# Does anyone snowblow?



## Upscale (Oct 5, 2009)

Hello all,
I have been plowing for several years but haven't had any accts. that ever needed to be snowblown until now. I'm not sure how to price out such. Anyone have exp. in that part of the field?
Bruce from Upscale ussmileyflag


----------



## Brucester1 (Aug 12, 2009)

on all my acct. that i use the snow blower i figure that it will take about as long as the plowing so i base the charge accordingly. i.e. if it takes 30 minutes to plow i charge $50 if it takes that long to do the snow blowing i charge $50 or a little more.


----------



## TonawandaNY (Aug 3, 2009)

I normally tag on 75.00-100+ onto the seasonal rate. keep in mind I only do residentials. Most of the snow blowing is sidewalsk and it will take me longer to load and unload the machine than do the work.


----------



## Upscale (Oct 5, 2009)

*Thanks guys*

So basically, the charge is approx. $100per hour?


----------



## woodchuckcanuck (Sep 15, 2009)

I haven't offered snowblowing for accounts yet but when I do, I was thinking around $100/hr is reasonable. You can move A LOT of snow in an hour. Especially if your snowblower is 6ft wide. 

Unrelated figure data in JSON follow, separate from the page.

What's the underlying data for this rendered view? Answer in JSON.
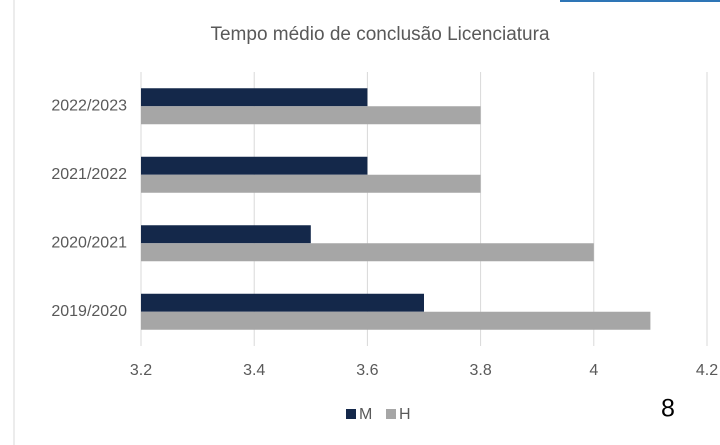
{
  "chart_data": {
    "type": "barh",
    "title": "Tempo médio de conclusão Licenciatura",
    "categories": [
      "2019/2020",
      "2020/2021",
      "2021/2022",
      "2022/2023"
    ],
    "series": [
      {
        "name": "M",
        "color": "#14284a",
        "values": [
          3.7,
          3.5,
          3.6,
          3.6
        ]
      },
      {
        "name": "H",
        "color": "#a6a6a6",
        "values": [
          4.1,
          4.0,
          3.8,
          3.8
        ]
      }
    ],
    "xlim": [
      3.2,
      4.2
    ],
    "xticks": [
      3.2,
      3.4,
      3.6,
      3.8,
      4,
      4.2
    ],
    "grid": true,
    "legend": "bottom"
  },
  "page_number": "8"
}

Don't forget you should have a minimum charge too.


----------



## flatlander42 (Oct 22, 2008)

yup, the minimum charge is where the money is at! You have a chance at getting a lot of them done fast, and then that just makes your $pr hr that much higher.


----------



## woodchuckcanuck (Sep 15, 2009)

I was also thinking this morning (while reno'ing a customer's bathroom) about doing res driveways and what price/sales pitch would allow multiple accounts per street. I was thinking about this fictitious scenario:

1. If you want a receipt, $30 plus tax.
2. No receipt required, $25.
3. Get your neighbor in on a deal, each pay $20.

Numbers could change, offer would be the same.


----------



## flatlander42 (Oct 22, 2008)

so you are saying that you would DODGE paying tax? just asking for trouble....:S


----------



## woodchuckcanuck (Sep 15, 2009)

I would never dodge the collection of taxes. That's why its a fictitious scenario...I put in that disclaimer first. By the way, I have no problem charging taxes...its the customers who don't want to pay.


----------